I took Monday off, threw everything I had on hand into a pot in the morning — the semi-boneless squab, stock, carrots, potatoes, garlic, celery, onions, Aleppo pepper, saffron, pimentón, bay leaf, and black peppercorn — and let it simmer until every last nutrient was integrated into the liquid; then I packed it into two Ball jars and marked my niece’s birthday on the lids. I showed up to the hospital that evening unannounced, cradling a cooler packed with the jars like they were vials of an antidote.
I didn’t call ahead because visitors aren’t permitted up to the room as part of the hospital’s COVID precautions, and I didn’t want to give them time to think of ways to turn me away. No family member besides Julia had seen my sister for several weeks because there were complications with the pregnancy and she had been hospitalized for the past month. I told the woman at the front desk, “I don’t need to go up, I just need this soup to get to my sister.”
She looked at me closely and then called up to the room and told my sister there was a visitor. She then told me, “Go ahead up to the second floor waiting area — it’s quiet up there — and look out for someone you know, but I didn’t tell you this.” Julia came down first and was shocked to see me. I explained my purpose, and then she left and came back twenty minutes later wheeling Katie in a wheelchair. I recounted the story of the soup and some of the history I had learned, and they teared up.

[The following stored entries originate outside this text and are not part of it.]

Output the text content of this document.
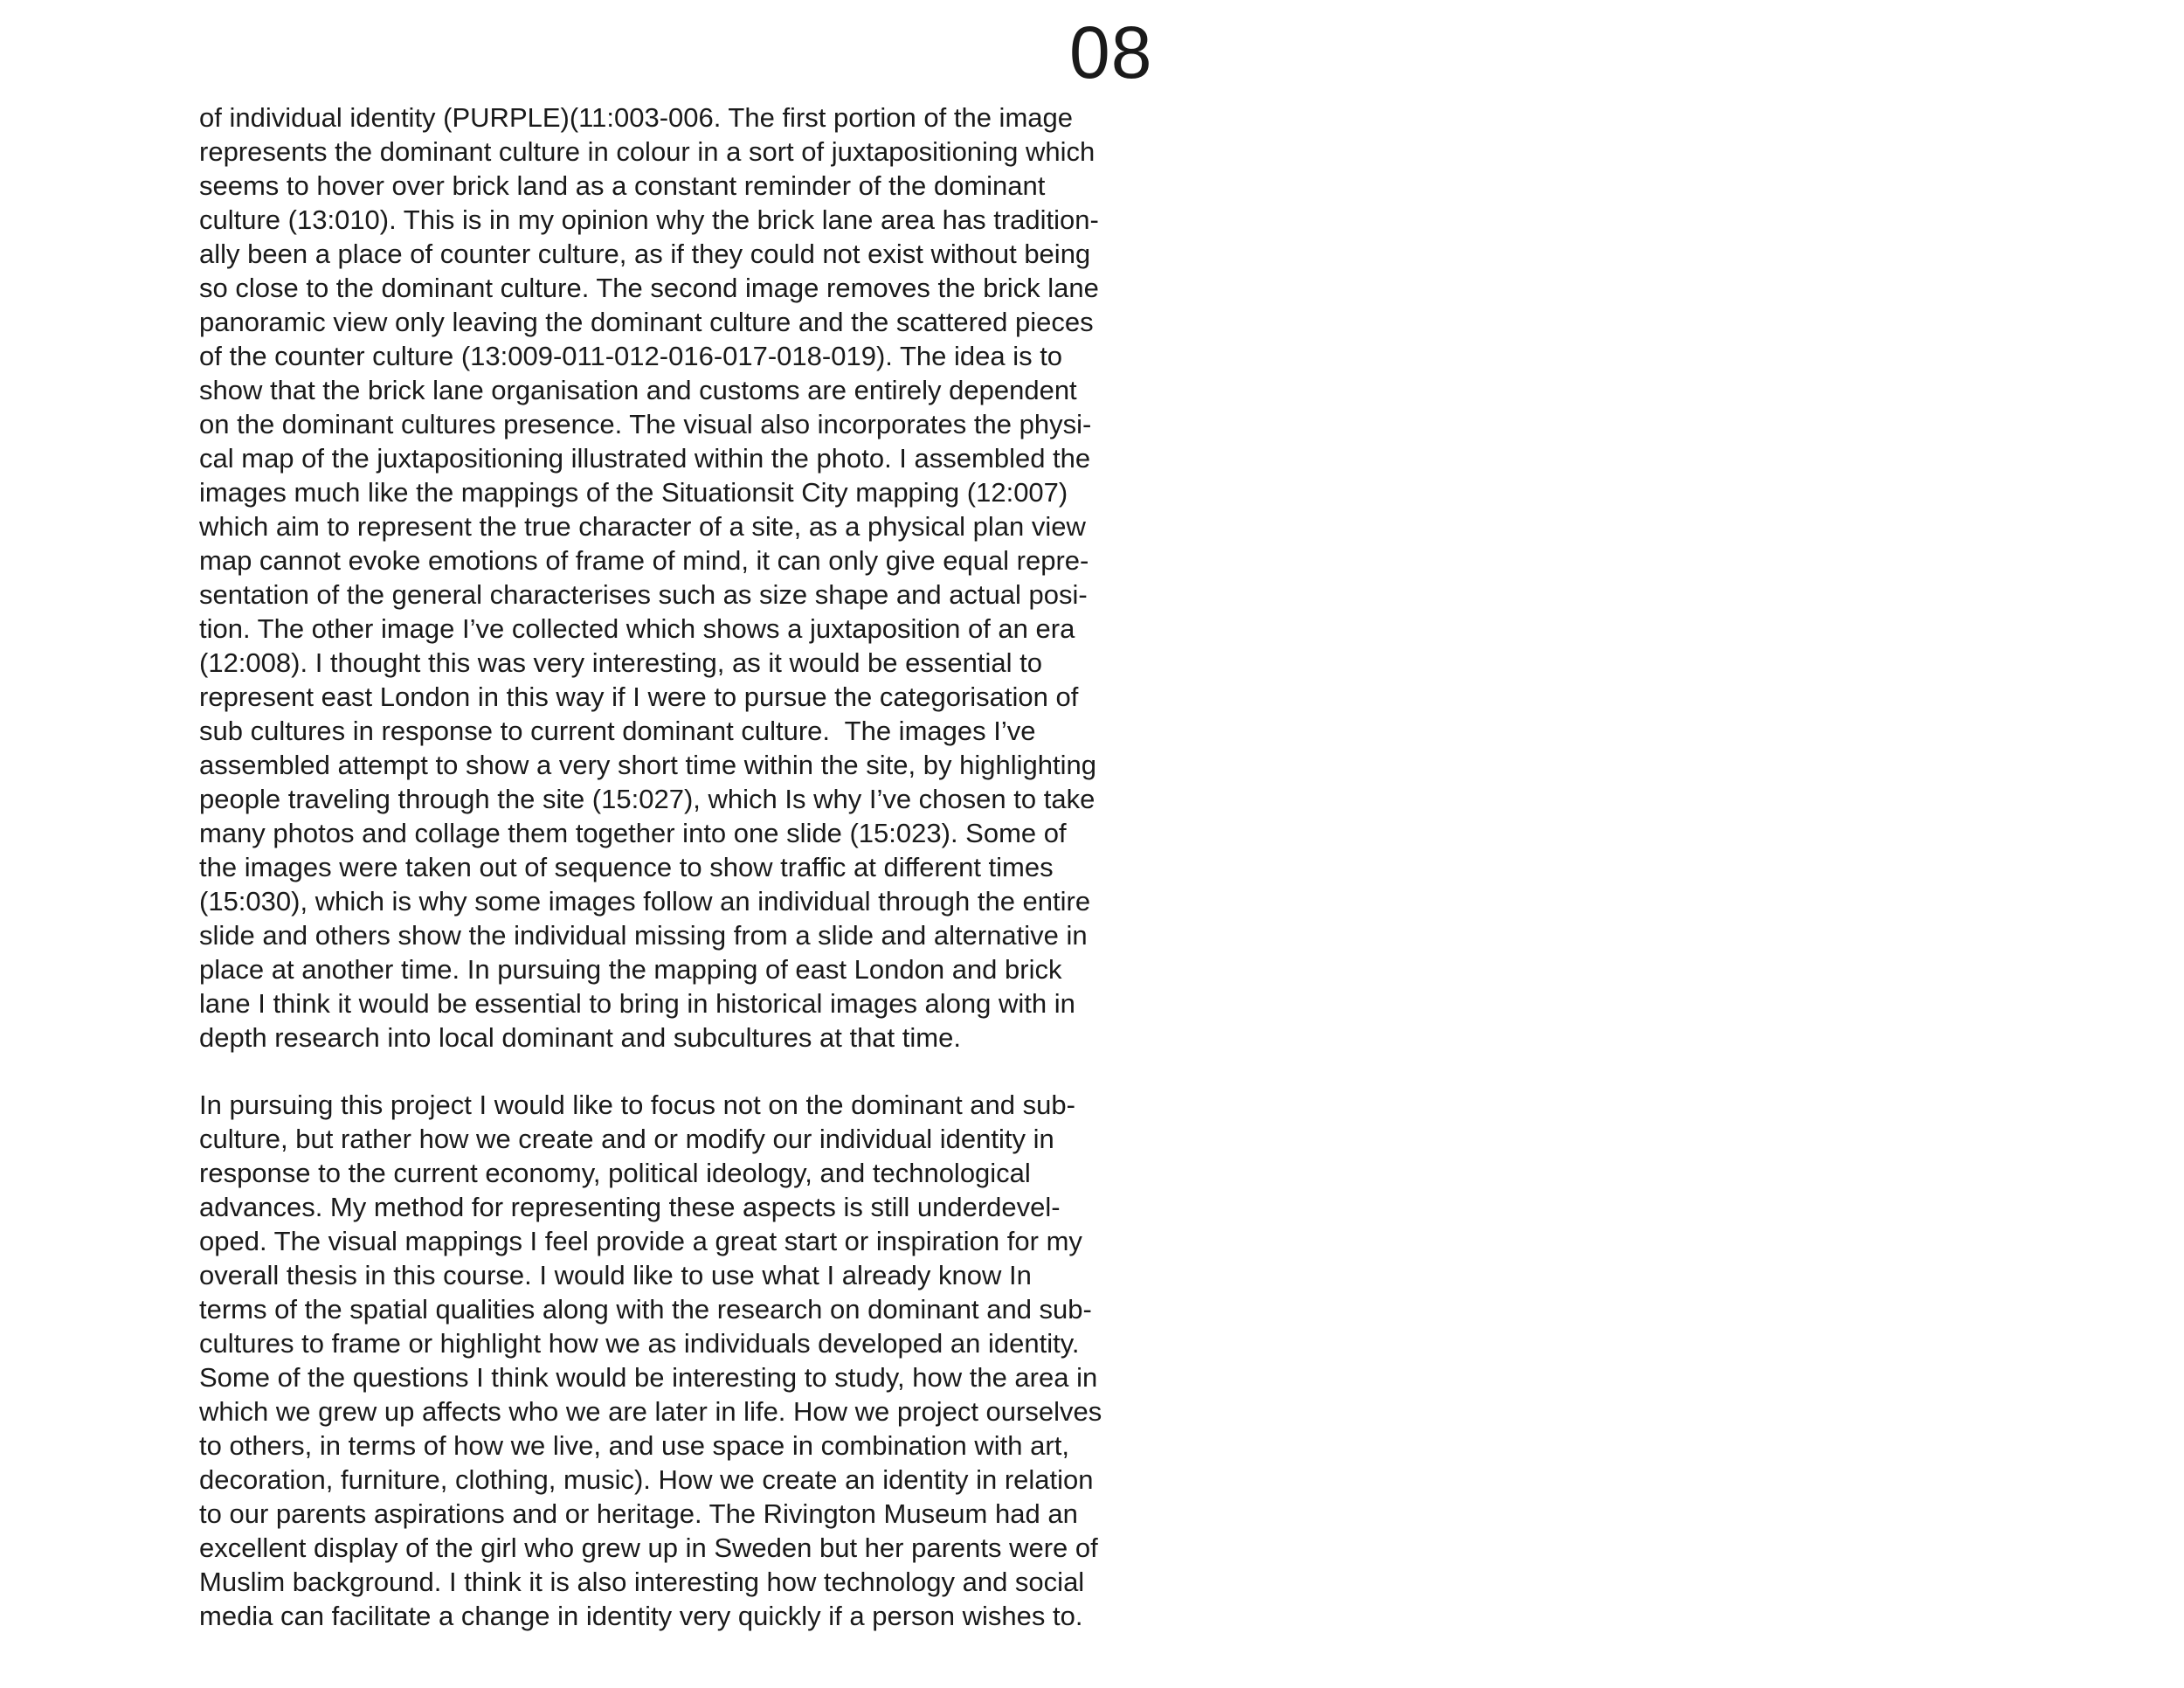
08
of individual identity (PURPLE)(11:003-006. The first portion of the image
represents the dominant culture in colour in a sort of juxtapositioning which
seems to hover over brick land as a constant reminder of the dominant
culture (13:010). This is in my opinion why the brick lane area has tradition-
ally been a place of counter culture, as if they could not exist without being
so close to the dominant culture. The second image removes the brick lane
panoramic view only leaving the dominant culture and the scattered pieces
of the counter culture (13:009-011-012-016-017-018-019). The idea is to
show that the brick lane organisation and customs are entirely dependent
on the dominant cultures presence. The visual also incorporates the physi-
cal map of the juxtapositioning illustrated within the photo. I assembled the
images much like the mappings of the Situationsit City mapping (12:007)
which aim to represent the true character of a site, as a physical plan view
map cannot evoke emotions of frame of mind, it can only give equal repre-
sentation of the general characterises such as size shape and actual posi-
tion. The other image I’ve collected which shows a juxtaposition of an era
(12:008). I thought this was very interesting, as it would be essential to
represent east London in this way if I were to pursue the categorisation of
sub cultures in response to current dominant culture.  The images I’ve
assembled attempt to show a very short time within the site, by highlighting
people traveling through the site (15:027), which Is why I’ve chosen to take
many photos and collage them together into one slide (15:023). Some of
the images were taken out of sequence to show traffic at different times
(15:030), which is why some images follow an individual through the entire
slide and others show the individual missing from a slide and alternative in
place at another time. In pursuing the mapping of east London and brick
lane I think it would be essential to bring in historical images along with in
depth research into local dominant and subcultures at that time.
In pursuing this project I would like to focus not on the dominant and sub-
culture, but rather how we create and or modify our individual identity in
response to the current economy, political ideology, and technological
advances. My method for representing these aspects is still underdevel-
oped. The visual mappings I feel provide a great start or inspiration for my
overall thesis in this course. I would like to use what I already know In
terms of the spatial qualities along with the research on dominant and sub-
cultures to frame or highlight how we as individuals developed an identity.
Some of the questions I think would be interesting to study, how the area in
which we grew up affects who we are later in life. How we project ourselves
to others, in terms of how we live, and use space in combination with art,
decoration, furniture, clothing, music). How we create an identity in relation
to our parents aspirations and or heritage. The Rivington Museum had an
excellent display of the girl who grew up in Sweden but her parents were of
Muslim background. I think it is also interesting how technology and social
media can facilitate a change in identity very quickly if a person wishes to.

When I told them what a dovecote is and the Spanish word for it, palomar, they both turned to each other, smiling, and said the word slowly. I left after telling them to order some white rice, herbs, and lemons from the cafeteria to go with it.
They each had a bowl of the sopa de paloma that night while their baby Palomita was in the NICU on oxygen and under observation.
The next morning, she was able to breathe on her own and drink a bottle of her mother’s colostrum for the first time; in it, there were traces of her special soup.
Enjoyed reading the recipe as much as your lovely narrative, thank you.
My California orchards and oaks are beset with an ever-growing flock of wild pigeons who've driven out many of the native birds and seasonal visitors, and I've long despaired over how to ethically thin this hoard of noisy, um, unsanitary interlopers.
When I realized that I grow or stock every single ingredient (or its western analog,) here on the ranch (including the apple smoked wild boar bacon and wild greens,) the whole piece coalesced for me. Turns out I, too, am noticing "coincidences" regarding this yummy little bird. . .
Beautifully written Mike! Unfortunately I had a unpleasant squab run-in at the height of my morning sickness and I don’t know if I could face one again. Zoraida suggested just the broth- sounds possible. Congratulations to Katie and Julia, I love the name Paloma!